The last job step locates the candidate databases, then uses the mnt_BackupLog stored procedure to create a worker job that will back up the transaction logs for those databases.
The Worker Job
The worker job is a SQL Server Agent job named Maintenance_BackupLog. It will contain one step for each candidate database. So, if there are three candidate databases, there will be three job steps. Figure 2 shows a sample job step.
Here's what happens in each job step. The worker job first checks to see whether a full backup of the database exists. If not, it will perform one. It then backs up the transaction log using either the SQL Server native format or LiteSpeed format. LiteSpeed is a third-party utility from Quest Software. The default backup format is SQL Server native, so LiteSpeed isn't required for this solution.
After the transaction log is backed up, the worker job writes the backup's fully qualified filename, type of backup, and database name to the SDM_Cleanup table.
I created SDM_Logs_QuickSetup.sql to quickly set up this solution. (You can download this script by clicking the Download the Code Here button near the top of the page.) When you run SDM_Logs_QuickSetup.sql, it
- Creates the mnt_BackupLog stored procedure
- Creates the mnt_CleanUp stored procedure
- Creates the Server Daily Maintenance - Logs admin job.
Note that SDM_Logs_QuickSetup.sql and the two stored procedures use xp_cmdshell when they run.
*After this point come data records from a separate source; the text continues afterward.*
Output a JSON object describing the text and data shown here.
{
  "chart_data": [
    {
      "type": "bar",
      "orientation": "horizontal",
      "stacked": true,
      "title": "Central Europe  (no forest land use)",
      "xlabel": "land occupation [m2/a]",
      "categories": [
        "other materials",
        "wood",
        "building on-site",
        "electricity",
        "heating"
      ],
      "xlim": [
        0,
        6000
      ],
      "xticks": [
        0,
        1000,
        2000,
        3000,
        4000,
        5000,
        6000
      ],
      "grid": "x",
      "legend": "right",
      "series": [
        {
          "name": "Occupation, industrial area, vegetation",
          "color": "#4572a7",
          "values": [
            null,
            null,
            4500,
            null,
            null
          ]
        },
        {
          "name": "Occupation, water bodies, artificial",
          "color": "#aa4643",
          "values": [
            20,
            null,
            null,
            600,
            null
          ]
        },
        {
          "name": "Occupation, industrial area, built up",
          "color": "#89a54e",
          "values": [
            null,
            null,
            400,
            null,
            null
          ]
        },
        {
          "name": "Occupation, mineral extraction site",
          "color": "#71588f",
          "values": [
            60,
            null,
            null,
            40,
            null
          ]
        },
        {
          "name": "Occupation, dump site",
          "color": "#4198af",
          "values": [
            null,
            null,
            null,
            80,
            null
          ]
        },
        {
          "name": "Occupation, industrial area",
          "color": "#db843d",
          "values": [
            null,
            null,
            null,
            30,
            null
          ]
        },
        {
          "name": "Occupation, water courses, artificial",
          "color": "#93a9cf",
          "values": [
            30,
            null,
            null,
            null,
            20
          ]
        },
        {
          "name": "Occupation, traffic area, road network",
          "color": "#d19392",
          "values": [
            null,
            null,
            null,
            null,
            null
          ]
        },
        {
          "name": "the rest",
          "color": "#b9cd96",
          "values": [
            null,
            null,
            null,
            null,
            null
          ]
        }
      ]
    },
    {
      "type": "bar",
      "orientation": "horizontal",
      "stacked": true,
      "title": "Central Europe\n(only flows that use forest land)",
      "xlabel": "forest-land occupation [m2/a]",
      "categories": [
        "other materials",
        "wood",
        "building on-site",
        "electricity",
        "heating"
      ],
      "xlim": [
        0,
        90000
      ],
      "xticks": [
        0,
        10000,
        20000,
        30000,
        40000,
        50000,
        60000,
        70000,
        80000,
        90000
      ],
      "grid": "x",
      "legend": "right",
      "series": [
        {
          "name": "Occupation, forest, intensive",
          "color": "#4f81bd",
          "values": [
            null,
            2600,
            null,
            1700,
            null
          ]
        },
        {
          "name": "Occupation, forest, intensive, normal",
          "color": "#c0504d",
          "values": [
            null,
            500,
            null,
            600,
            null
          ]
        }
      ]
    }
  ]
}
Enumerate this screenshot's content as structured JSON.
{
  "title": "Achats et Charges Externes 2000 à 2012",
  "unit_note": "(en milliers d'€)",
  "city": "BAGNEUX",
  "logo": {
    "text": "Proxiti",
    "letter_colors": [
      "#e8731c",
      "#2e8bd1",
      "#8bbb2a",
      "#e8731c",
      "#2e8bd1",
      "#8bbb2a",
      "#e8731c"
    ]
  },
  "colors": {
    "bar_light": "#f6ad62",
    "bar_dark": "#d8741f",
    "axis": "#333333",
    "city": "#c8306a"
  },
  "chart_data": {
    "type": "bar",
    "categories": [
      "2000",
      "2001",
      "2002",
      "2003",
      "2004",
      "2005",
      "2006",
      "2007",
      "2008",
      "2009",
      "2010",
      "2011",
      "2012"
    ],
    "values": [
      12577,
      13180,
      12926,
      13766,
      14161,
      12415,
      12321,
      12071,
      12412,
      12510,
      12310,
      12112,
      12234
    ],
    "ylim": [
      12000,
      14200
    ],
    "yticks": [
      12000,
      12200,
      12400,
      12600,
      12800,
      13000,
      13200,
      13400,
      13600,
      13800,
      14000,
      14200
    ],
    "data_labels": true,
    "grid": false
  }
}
I put xp_cmdshell inside a wrapper. That way, if you typically have xp_cmdshell disabled, the script and stored procedures will enable it for a brief moment so they can perform their tasks, then return xp_cmdshell to the disabled state. If company policy forbids you to use xp_cmdshell even when it's in a wrapper, you won't be able to use this solution.
After you run SDM_Logs_QuickSetup.sql, you can change some settings for the Server Daily Maintenance - Logs admin job if desired:
- By default, the Server Daily Maintenance - Logs job creates the SDM_Cleanup table in the msdb database. I like using that database because I know it's on every server and its data is groomed regularly. If you prefer to create it in a different database, you can change each instance of msdb.dbo.SDM_Cleanup to reflect the desired database in the first job step as well as in the mnt_BackupLog and mnt_CleanUp stored procedures that were created.
- By default, the Server Daily Maintenance - Logs job is scheduled to run every 15 minutes. You can change the desired frequency in the New Job Schedule page.
- By default, the mnt_CleanUp stored procedure is set to delete transaction log backup files that are older than 1 day. If you want to change that default, find the code
- EXEC msdb.dbo.mnt_CleanUp
- @DaysOld = 1
in the second job step and replace 1 with an integer that represents the number of days you want the transaction log backup files to be kept on the local server.
- By default, the mnt_BackupLog stored procedure has the worker job back up the transaction logs using the SQL Server native format and store the backup files in E:\MSSQL\TRAN. If you want to change these defaults, find the code
- EXEC msdb.dbo.mnt_BackupLog
- @Format = N''NV'',
- @dir = N''E:\MSSQL\TRAN''
in the third job step. If you want to use the LiteSpeed format, change NV to LS in the @Format argument. If you want to store the backup files in a different location, replace E:\MSSQL\TRAN with the desired directory in the @dir argument. The directory you specify must exist. The worker job will create subdirectories in that directory as needed, so the SQL Server service account must have write permissions to that directory.
Just Set and Forget
After you have the admin job as you like it, you're all set and you can forget about it. The Server Daily Maintenance - Logs job will have your transaction log backups covered.